I assume you and I share similar political beliefs. Call it censorship, or call it "choice", it ia clear today not all people have fair and free access.

If the government uses its power to extinguish speech (or to burden channels through unfair promotion of counter ideas), then that is censorship. And that is a problem we should all want to fix.


The "trained Marxist" phrase is so strange to me - how does one become 'trained' in Marxism? Trained in guerilla warfare, perhaps. But to be trained in Marxism has the same meaning as being "trained in Platonism" or "trained in Hayekism". The other answers she gave in the interview also indicate to me that she doesn't really know what she's talking about, and is using this language either as a LARP to claim some theoretical legitimacy or basis, or as a way to attract on-the-fence old school Marxists.

At no point did any of this 'trained Marxism' show other than in a small handful of the organization's goals, generally the most neglected ones.


To add to that, stating the fact that one of the tech titans of today, Bill Gates, was in cahoots with a convicted pedophile is either met with "this is just hearsay!" or "you're jumping to conclusions", when it's not ignored and down-voted altogether.

Even more important (not that many of us receiving our wages and dividends from probably pedophiles isn't important), the strong connection between Silicon Valley of days past, and, most importantly, from today, with the Military and Security Complex is also shunned.


> the strong connection between Silicon Valley of days past, and, most importantly, from today, with the Military and Security Complex is also shunned.

Whole valley at one time was off limits to anyone from the Soviet Block.

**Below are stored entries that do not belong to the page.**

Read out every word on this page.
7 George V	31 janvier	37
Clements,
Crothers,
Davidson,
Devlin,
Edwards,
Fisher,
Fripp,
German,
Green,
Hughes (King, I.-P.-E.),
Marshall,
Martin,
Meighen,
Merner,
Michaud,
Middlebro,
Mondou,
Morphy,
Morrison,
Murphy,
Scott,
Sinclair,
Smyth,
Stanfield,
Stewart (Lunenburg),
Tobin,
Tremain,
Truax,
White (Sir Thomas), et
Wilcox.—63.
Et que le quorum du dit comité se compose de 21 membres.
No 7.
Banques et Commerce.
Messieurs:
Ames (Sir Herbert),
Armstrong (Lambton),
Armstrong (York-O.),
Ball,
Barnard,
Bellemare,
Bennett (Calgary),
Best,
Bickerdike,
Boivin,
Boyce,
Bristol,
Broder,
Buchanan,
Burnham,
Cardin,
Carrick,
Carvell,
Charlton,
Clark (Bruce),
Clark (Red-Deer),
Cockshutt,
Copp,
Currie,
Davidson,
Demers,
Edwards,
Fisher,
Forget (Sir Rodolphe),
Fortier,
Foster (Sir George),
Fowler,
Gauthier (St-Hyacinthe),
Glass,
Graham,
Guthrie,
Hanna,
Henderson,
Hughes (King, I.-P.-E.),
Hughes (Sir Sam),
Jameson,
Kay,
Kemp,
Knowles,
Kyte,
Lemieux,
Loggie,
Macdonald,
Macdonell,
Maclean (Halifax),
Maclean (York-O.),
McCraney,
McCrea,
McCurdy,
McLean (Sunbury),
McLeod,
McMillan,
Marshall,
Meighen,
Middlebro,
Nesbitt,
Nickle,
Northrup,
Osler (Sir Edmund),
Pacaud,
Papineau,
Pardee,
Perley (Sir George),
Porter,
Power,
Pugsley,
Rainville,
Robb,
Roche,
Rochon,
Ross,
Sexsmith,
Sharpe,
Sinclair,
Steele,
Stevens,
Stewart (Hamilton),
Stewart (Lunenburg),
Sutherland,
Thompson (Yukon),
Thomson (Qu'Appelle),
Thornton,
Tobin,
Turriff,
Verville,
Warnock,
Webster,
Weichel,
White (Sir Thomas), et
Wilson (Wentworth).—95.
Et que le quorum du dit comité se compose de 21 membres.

And of course that The Economist just published this article in their latest issue: "After a long break-up, Silicon Valley and the military-industrial complex are getting back together" [1] . Maybe I should submit it as a dedicated post.

[1] https://www.economist.com/business/2022/08/08/can-tech-resha...


It depends on what the bubble is about. If it's for a specific anime who cares but politics is a bubble whose influence exits the bubble


Honestly I have no interest in discussing politics. It’s the social media of conversation.

I prefer to talk to people about what interests them. Sometimes it is interesting. Sometimes it isn’t. Sometimes I agree with them. Sometimes I don’t. With most people all four are true. I form my own opinions from there. They change frequently. I vote based on my best current mental model.


I try to shake that up from time to time. It is nice to see the other side of the discussion. Groupthink is not something to strive for.


I’m not striving for groupthink. I’m seeking out a trusted (collective) voice.


Some ideas are objectively sick regardless of the forum.